IMAGE 1: Russian wildfires in August 2010. (Wikimedia Commons)
IMAGE 2: This map shows temperature anomalies from July 20—27, 2010, compared to temperatures for the same dates from 2000 to 2008. The anomalies are based on land surface temperatures observed by the Moderate Resolution Imaging Spectroradiometer (MODIS) on NASA’s Terra satellite. Areas with above-average temperatures appear in red and orange, and areas with below-average temperatures appear in shades of blue. Oceans and lakes appear in gray. (NASA/Earth Observatory)
IMAGE 3: Flood waters have washed away all ground means to reach the people stranded in the northern areas of the Swat valley in Pakistan, Aug. 11, 2010. (Wikimedia Commons)


  1. Living between a river and a creek, this sort of article makes me shiver. Especially in the fall, with lots of unknowns for the winter, and with the knowledge that everyone gets a share of good times and bad.

    Our weird weather this year gave us a cool summer, only 4 days over 100. Lots of backyard gardeners have had no tomatoes, though the ones in the fields around my house did fine. As a good thing, the green beans, beets, and snow peas produced abundantly and are still going strong. I'm talking about the field crops, I only grow flowers because I'm surrounded by such a bounty and we're all invited to share.

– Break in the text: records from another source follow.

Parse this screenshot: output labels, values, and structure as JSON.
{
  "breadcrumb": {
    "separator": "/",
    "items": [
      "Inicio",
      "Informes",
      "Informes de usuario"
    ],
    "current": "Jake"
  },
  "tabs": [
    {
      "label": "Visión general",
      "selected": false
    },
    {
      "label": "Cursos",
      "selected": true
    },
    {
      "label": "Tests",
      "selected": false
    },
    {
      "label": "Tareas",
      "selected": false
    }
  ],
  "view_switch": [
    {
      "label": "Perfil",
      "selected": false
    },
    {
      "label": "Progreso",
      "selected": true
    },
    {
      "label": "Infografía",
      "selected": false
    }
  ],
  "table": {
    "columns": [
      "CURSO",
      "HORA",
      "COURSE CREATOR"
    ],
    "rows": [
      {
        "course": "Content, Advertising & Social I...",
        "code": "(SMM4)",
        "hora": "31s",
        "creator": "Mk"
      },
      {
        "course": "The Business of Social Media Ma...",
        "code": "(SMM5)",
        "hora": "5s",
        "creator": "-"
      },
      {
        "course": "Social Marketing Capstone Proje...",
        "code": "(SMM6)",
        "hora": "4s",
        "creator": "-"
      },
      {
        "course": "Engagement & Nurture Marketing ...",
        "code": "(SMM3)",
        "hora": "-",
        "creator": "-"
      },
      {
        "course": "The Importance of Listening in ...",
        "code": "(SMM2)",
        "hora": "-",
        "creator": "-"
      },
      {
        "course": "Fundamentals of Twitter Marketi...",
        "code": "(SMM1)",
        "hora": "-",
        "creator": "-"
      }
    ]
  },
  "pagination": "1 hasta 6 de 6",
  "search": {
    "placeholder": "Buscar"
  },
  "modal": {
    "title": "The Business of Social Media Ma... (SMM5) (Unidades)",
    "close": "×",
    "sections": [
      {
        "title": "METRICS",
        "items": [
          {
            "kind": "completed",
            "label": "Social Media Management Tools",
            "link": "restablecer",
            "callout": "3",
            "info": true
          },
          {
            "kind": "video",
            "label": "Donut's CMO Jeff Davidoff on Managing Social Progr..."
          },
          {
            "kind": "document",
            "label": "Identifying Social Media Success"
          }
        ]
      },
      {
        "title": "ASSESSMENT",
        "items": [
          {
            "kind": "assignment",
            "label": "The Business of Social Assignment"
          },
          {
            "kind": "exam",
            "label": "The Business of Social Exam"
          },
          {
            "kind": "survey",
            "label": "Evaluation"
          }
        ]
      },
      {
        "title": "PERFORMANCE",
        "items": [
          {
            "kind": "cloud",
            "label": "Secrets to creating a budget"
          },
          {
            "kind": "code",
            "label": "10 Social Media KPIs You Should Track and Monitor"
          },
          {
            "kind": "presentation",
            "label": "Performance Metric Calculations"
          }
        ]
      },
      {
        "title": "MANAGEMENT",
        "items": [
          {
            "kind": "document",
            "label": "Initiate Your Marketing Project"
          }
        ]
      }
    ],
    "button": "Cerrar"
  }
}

    I'm so delighted to see you writing again. XOX

  2. Thanks for taking the time to share Jan. Seems we are all in the same boat . . . gets one to thinking - peace
    xox back atcha

  3. You are correct, this should be big news.

    These jet stream blocking events can result in unprecedented hurricanes reaching Greenland (Igor et al 2010) and uncommon arctic air masses descending into Florida killing manatees and iguanas (Last 2 years running).

    Problem is... that it would mean that something other than global CO2 levels may be driving climate.

    And that would be politically unacceptable.

  4. Dear Anonymous any other info on the wacky weather we have been having? what do you forsee? peace

  5. My thought about all the wacky jet streams is along the lines of the deforestation of the rain forest along the equator. No one ever mentions how that might be a factor. Probably not PC

  6. Wrecking bits everywhere, fixing bits everywhere too. Thank God. Peace

  7. ...and man thinks he is in control! Funny!